Title: Our Santiniketan
Author: Mahasweta Devi
Translated from the Bengali by Radha Chakravarty
Publisher: Seagull Books
ISBN: 978-0857429018
Genre: Nonfiction, Memoir
Pages: 124
Source: Publisher
Rating: 5/5
I think Bedanabala was my introduction to Mahasweta Devi’s works. That was way back in 2006, and since then I haven’t stopped reading whatever she had to offer.
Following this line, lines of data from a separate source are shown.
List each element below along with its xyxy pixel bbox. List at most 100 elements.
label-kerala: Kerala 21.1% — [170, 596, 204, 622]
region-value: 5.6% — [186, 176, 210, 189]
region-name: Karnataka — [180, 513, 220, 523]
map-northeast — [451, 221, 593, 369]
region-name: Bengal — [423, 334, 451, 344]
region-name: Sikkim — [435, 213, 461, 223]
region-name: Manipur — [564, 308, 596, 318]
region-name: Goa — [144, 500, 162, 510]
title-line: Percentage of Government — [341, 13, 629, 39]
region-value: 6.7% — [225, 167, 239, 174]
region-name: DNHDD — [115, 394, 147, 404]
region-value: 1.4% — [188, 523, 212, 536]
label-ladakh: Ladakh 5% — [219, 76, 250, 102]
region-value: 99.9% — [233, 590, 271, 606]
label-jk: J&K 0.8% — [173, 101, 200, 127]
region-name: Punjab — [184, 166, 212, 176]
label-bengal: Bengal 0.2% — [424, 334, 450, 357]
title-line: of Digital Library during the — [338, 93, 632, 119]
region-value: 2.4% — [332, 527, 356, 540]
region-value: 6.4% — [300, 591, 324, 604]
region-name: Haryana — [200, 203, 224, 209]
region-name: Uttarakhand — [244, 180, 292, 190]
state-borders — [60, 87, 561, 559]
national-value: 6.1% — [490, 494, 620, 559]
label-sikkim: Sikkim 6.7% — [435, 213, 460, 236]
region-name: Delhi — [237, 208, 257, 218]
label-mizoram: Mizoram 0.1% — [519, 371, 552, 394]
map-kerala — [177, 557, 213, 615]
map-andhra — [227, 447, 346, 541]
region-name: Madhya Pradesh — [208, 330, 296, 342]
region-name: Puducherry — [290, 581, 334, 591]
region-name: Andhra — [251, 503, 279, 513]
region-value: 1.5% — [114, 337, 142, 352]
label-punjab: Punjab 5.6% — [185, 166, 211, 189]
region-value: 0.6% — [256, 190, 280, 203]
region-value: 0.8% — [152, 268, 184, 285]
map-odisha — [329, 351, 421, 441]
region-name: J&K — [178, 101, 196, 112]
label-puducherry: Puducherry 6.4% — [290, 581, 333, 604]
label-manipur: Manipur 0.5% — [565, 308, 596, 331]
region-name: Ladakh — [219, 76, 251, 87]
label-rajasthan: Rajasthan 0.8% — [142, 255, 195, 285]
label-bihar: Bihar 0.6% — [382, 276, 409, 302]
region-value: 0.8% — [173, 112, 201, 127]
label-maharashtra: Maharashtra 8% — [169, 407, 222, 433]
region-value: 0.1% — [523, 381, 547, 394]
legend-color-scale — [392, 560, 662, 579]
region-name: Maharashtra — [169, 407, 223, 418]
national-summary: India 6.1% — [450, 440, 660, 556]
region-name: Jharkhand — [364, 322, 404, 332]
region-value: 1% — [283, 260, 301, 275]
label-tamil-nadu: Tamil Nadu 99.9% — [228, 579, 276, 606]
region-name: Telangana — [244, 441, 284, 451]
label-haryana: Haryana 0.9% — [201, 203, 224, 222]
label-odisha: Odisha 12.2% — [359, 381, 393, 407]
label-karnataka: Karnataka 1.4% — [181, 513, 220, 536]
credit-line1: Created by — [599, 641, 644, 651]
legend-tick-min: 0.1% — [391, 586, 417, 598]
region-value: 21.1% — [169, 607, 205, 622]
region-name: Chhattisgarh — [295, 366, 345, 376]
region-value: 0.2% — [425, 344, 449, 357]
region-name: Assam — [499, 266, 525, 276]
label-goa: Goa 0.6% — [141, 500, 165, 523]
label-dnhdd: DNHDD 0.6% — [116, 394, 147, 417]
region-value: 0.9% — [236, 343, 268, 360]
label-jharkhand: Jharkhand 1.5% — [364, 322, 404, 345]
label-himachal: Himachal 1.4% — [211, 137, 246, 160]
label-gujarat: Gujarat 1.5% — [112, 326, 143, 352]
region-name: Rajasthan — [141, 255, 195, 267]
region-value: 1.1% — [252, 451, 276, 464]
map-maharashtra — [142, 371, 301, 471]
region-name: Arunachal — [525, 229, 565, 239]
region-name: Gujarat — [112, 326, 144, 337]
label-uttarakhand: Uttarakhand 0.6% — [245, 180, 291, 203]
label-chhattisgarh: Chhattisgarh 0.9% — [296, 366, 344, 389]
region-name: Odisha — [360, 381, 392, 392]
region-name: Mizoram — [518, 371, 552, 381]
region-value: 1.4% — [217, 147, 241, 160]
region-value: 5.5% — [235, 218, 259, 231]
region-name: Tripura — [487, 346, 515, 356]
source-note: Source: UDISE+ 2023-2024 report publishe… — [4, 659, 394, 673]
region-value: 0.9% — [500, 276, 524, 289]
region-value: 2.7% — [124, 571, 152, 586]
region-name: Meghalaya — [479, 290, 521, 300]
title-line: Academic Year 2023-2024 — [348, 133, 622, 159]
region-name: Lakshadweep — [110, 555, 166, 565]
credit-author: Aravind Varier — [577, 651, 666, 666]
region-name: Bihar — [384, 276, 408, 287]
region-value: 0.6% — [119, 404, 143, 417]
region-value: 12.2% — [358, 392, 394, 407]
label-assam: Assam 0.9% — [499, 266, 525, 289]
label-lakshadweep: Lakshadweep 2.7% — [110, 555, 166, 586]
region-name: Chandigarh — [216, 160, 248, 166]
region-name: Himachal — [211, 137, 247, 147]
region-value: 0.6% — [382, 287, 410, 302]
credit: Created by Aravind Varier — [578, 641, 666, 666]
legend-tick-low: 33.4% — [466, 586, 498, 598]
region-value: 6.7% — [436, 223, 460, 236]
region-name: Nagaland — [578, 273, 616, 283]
I think my extreme fan boy moment happened when I got to meet her briefly at Jaipur Literature Festival in 2013. As a writer, if there’s anyone that has made an impact on me, it would be her.
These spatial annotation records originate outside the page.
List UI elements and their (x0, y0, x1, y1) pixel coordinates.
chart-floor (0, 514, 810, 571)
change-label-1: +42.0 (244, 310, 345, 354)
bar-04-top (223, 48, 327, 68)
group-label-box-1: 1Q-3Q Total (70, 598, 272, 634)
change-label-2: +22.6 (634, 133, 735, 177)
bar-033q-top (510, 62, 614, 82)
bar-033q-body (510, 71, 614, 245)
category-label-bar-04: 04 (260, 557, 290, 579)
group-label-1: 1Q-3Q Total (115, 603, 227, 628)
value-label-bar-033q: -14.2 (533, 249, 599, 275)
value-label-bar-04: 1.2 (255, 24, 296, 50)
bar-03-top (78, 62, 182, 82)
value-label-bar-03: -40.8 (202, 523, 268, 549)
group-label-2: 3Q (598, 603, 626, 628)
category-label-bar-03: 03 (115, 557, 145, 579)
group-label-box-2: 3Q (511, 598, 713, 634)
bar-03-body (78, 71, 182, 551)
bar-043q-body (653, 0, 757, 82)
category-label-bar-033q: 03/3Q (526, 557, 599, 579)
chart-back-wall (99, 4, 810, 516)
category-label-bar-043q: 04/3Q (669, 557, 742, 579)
Our Santiniketan is a short memoir of her days spent at Santiniketan of course and how what she learned there and unlearned shaped her entire life – her thoughts, ideologies, and even her writing to a large extent.
This book is also about ageing and what you choose to remember in the form of a memoir. Mahasweta Devi brings that up in so many places in the book – subtly, and sometimes not so. It hovers throughout. But as a reader you believe it all, because that’s her writing and conviction of what she recalls.
You know as a reader that your childhood was not like the one Mahasweta Devi spent at Santiniketan and will never be. Yet, you relate when she speaks of nature and trees, the food eaten there, the friendships forged, the lessons taught, and idyllic evenings which one wouldn’t think of as the case, given the place.
Mahasweta Devi’s writing goes back and forth in time – there is the past and the present, in which she speaks to the reader as well about time being what it is and doing what it does to the nature of memory. Radha Chakravarty’s translation serves the original the way it is (you can tell a little by the tone adopted), but also adds her own element to it – I think when it comes to dialogue and some descriptions to make it easier for the reader.
Our Santiniketan is a book that must be read slowly, to be savoured really, to know more about Mahasweta Devi, her writing that came later, more importantly her family and her relationship with them, and the place that came to be second-home to her.